Over the weekend Apple announced that a “secret” facility has been working on a new kind of screen technology that would provide a superior visual experience to even the newest OLED screens. That’s being touted this morning as another reason for the tech sell off.

Let’s take a step back, using the Apple news, to look at why the argument that news from Facebook and Apple is behind today’s sell off is misleading. First, Apple’s acknowledgment of work on the new technology points out that this won’t be ready for the market for three to five years–if ever. That’s a long time out to produce a drop in stocks today. Second, I can understand why the Apple news might have hurt shares of smartphone suppliers, especially smartphone suppliers that make products used in screens. So it’s logical to me why Synaptics (SYNA) is down 3.65% this morning or Skyworks (SWKS) is off 1.91%. But why would the news that Apple is at work on a new superior screen technology hurt Apple shares? Isn’t this a potentially good thing for Apple?

I think the Facebook and Apple news is really just an excuse for selling that is based more on cash flow, stretched valuations, and uncertainty over the Wednesday meeting of the Federal Reserve’s Open Market Committee. We’ve seen a huge wave of money flow into technology shares this year–$9.8 billion has flowed into the sector since December and $3.3 billion went into the PowerShares QQQ Trust, the biggest NASDAQ ETF, just in the past week. And why not? Before today’s drop, the sector had been up 10% for 2018 to date.
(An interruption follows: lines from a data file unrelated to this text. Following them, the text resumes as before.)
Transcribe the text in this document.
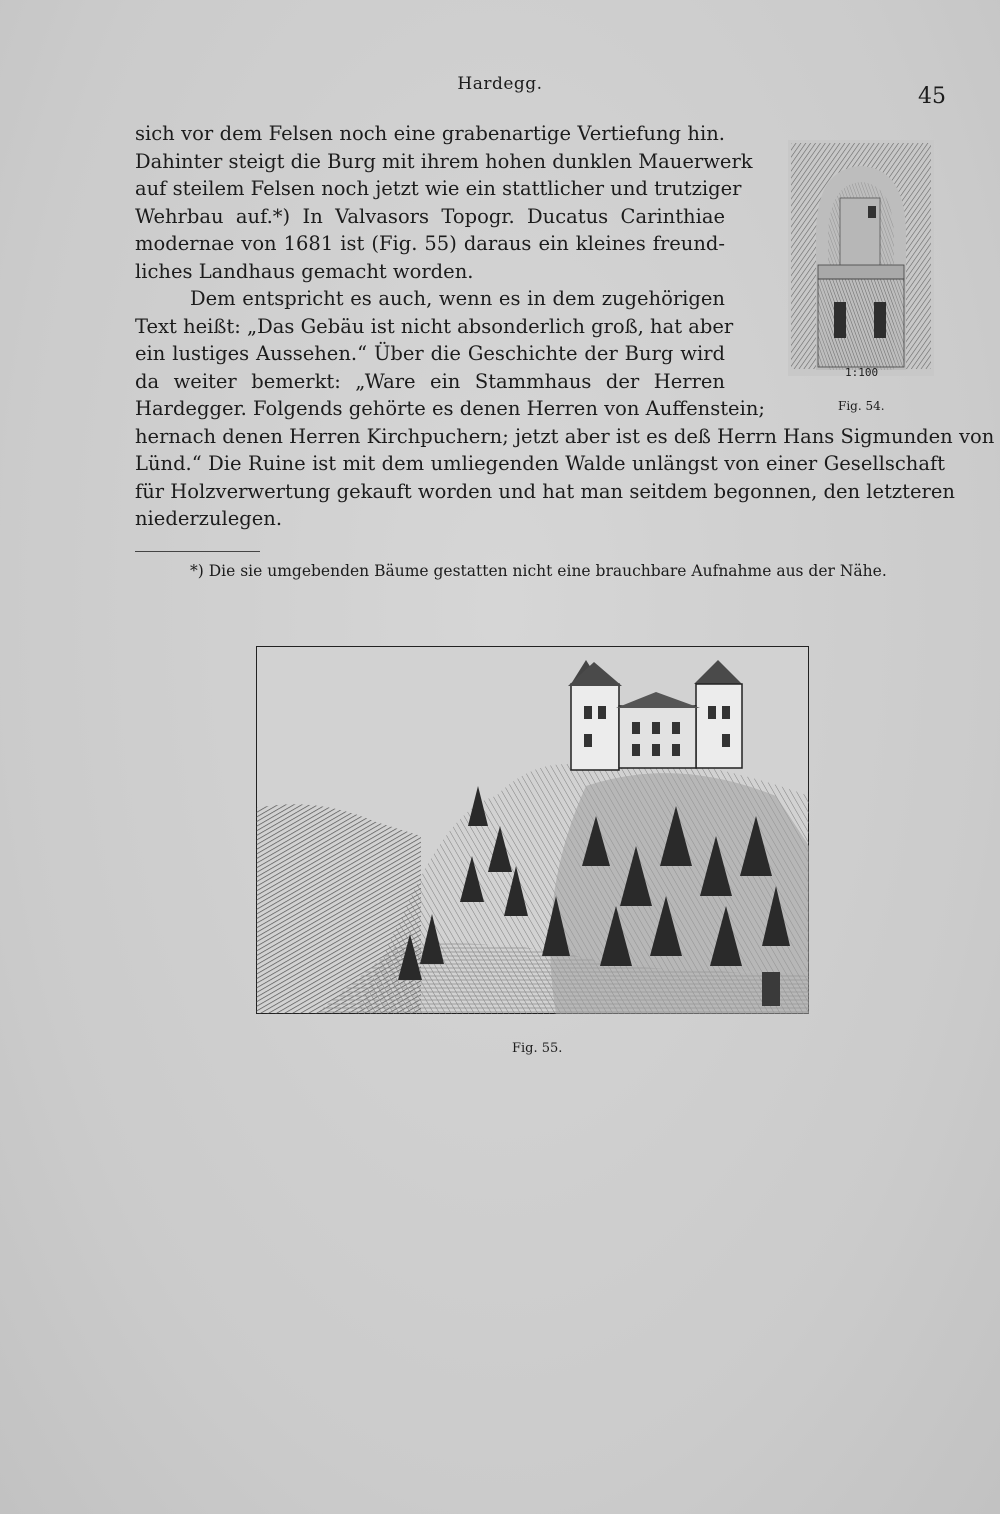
Hardegg.	45
sich vor dem Felsen noch eine grabenartige Vertiefung hin.
Dahinter steigt die Burg mit ihrem hohen dunklen Mauerwerk
auf steilem Felsen noch jetzt wie ein stattlicher und trutziger
Wehrbau auf.*) In Valvasors Topogr. Ducatus Carinthiae
modernae von 1681 ist (Fig. 55) daraus ein kleines freund-
liches Landhaus gemacht worden.
Dem entspricht es auch, wenn es in dem zugehörigen
Text heißt: „Das Gebäu ist nicht absonderlich groß, hat aber
ein lustiges Aussehen.“ Über die Geschichte der Burg wird
da weiter bemerkt: „Ware ein Stammhaus der Herren
Hardegger. Folgends gehörte es denen Herren von Auffenstein;
hernach denen Herren Kirchpuchern; jetzt aber ist es deß Herrn Hans Sigmunden von
Lünd.“ Die Ruine ist mit dem umliegenden Walde unlängst von einer Gesellschaft
für Holzverwertung gekauft worden und hat man seitdem begonnen, den letzteren
niederzulegen.
*) Die sie umgebenden Bäume gestatten nicht eine brauchbare Aufnahme aus der Nähe.
1:100
Fig. 54.
Fig. 55.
But all that cash has pushed prices up to levels that make some investors and traders nervous. I’d expect to see some profit taking at these levels. Amazon (AMZN), for example, was up 34.39% as of the Friday close–for 2018 to date. Netflix (NFLX) had gained 65.89% year to date. Nvidia (NVDA) was ahead 29.45%.

Think about it this way: The consensus target price for Amazon is $1670, according to Yahoo Finance calculations. That’s 100 points or so above the Friday close at $1571. The next decent support for the stock on the downside, however, is near $1000.  So that $100 potential upside and almost $600 of potential downside.

Anything that increased nervousness would prompt some selling.

The weekend news certainly qualifies as news that might prompt selling to protect profits, but this week has long been circled on calendars as one that will create uncertainty and where reducing riskier positions might be a smart move.

That’s because Wall Street is worried that Wednesday will bring some language from the Federal Reserve that indicates the U.S. central bank is leaning toward a more aggressive schedule for raising interest rates than Wall Street had expected just a month or two ago. The odds for an interest rate increase on Wednesday have long been locked in and Wall Street would be shocked if the Fed doesn’t raise rates. But opinion among Wall Street analysts and economists still includes a substantial percentage looking for only two interest rate increases in 2018 and an even bigger number counting on three increases. The worry going into Wednesday’s meeting is that Fed either in the words of its post-meeting press conference or in the “dot plots” that summarize sentiment at the Fed will indicate that the odds of four rate increases in 2018 have climbed higher. That would be negative news for stocks in general, and especially for higher risk stocks in general.

If I’m right about the cause of the selling today, I’d expect to see the downturn extend its scope from technology stocks today to other parts of the market in the lead up to Wednesday’s Fed meeting.